UT environmental advocacy organization demands meeting with President Hartzell to discuss climate action after being denied
October 26, 2021
Calls for climate action echoed through the UT Tower Tuesday morning as a group of about 30 students protested the University’s policies towards climate change and fossil fuel investments.
The organization Students Fighting Climate Change protested outside the Tower after they said their meeting with President Jay Hartzell to present a proposal on fossil fuel divestment and equitable climate action was canceled. The group took the protest inside the building as close to Hartzell’s office as possible and chanted, “Can you hear us? UT divest.”
“It’s disrespectful, unprofessional, and disturbing that they pick and choose which student issues to listen to, and that they try to divert our concerns to faculty members with less power,” SFCC said in a statement.
According to SFCC, the group was scheduled to meet with Hartzell in Tuesday’s student advisory meeting, but the meeting was removed from the agenda less than 48 hours before. The group said in a statement that they were given no explanation as to why they were removed, and were instead told to speak to Darrell Bazzell, senior vice president and chief financial officer, who they had already spoken to.
“We didn’t come in there demanding that he closes the power plant immediately, addresses (fossil fuel) divestment immediately,” said SFCC activism director Penelope Ackling. “We understand that those aren’t things that he has the power to do … we were simply asking for a start to this conversation about true climate action on campus. And he refused us.”
The group’s divestment proposal suggests that the University send a formal message to the community acknowledging the climate crisis, form a diverse committee to create an equitable climate action plan and appoint professionals to transition the Carl J. Eckhardt power plant on campus to zero emissions.
The University currently has a sustainability master plan, which was written in 2016.
The President’s Student Advisory Committee allows student groups to voice their concerns to the president in scheduled meetings. Lauren McKinney, a senate appointee on the committee, said the council met with Hartzell and administration Tuesday, though Hartzell was in Washington, D.C. and joined virtually.
McKinney, a sustainability studies senior, said SFCC was the only student organization scheduled to appear at the meeting before they were taken off the agenda. She said SPCC was not allowed to sit in on the meeting.
“PSAV doesn’t feel comfortable continuing to meet with the President and continuing to be the scapegoat of, ‘oh, we are hearing from students, we are getting the student voice,’ if the issues that we bring forth are being dismissed like this,” McKinney said.
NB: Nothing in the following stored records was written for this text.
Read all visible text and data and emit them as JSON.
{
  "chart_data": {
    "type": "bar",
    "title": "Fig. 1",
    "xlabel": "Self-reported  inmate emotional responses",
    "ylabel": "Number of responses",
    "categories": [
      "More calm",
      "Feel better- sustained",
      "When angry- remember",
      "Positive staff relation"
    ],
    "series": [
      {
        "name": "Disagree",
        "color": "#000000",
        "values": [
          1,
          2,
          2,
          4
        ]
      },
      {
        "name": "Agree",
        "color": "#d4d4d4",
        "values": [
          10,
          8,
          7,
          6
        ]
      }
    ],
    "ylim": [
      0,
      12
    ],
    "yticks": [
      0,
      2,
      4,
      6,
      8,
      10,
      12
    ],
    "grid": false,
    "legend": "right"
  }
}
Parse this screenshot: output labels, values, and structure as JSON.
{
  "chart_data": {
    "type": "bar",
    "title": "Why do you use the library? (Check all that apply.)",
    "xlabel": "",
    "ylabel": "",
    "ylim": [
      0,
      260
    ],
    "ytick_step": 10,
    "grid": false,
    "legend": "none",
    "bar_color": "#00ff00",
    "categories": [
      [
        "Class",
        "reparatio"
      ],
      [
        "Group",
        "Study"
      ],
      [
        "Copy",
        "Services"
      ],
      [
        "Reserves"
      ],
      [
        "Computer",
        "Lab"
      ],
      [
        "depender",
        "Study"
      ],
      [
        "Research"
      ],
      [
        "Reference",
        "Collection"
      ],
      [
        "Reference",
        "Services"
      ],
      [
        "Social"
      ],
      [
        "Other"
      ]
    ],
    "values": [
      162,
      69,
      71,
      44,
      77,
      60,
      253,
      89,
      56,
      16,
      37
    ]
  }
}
J.B. Bird, the University’s director of media relations and issues management, said the student advisory meeting agenda is set by the student council, not the administration, and Hartzell only periodically attends the student-led meetings. However, PSAV said the administration removed SFCC from the meeting’s agenda.
“That’s not a University administration meeting,” Bird said. “It’s a student government meeting, and the agenda is set by students who run student government.”
The Dean of Students replied to SFCC’s Twitter thread about the protest and said the group’s participation in the student advisory meeting was “a pending item, but ultimately not included in the agenda.” The reply also said Provost Sharon Wood and Jim Walker, the University’s director of sustainability would meet with the group to hear its concerns.
“We’ve met with Jim Walker dozens of times and we’re not interested in meeting with him and talking about the sustainability plan,” said urban studies junior Ackling. “We’re interested in addressing climate action at the UT system level. And the sustainability plan doesn’t talk anything about the University’s investments or their lands in West Texas, or the endowment.”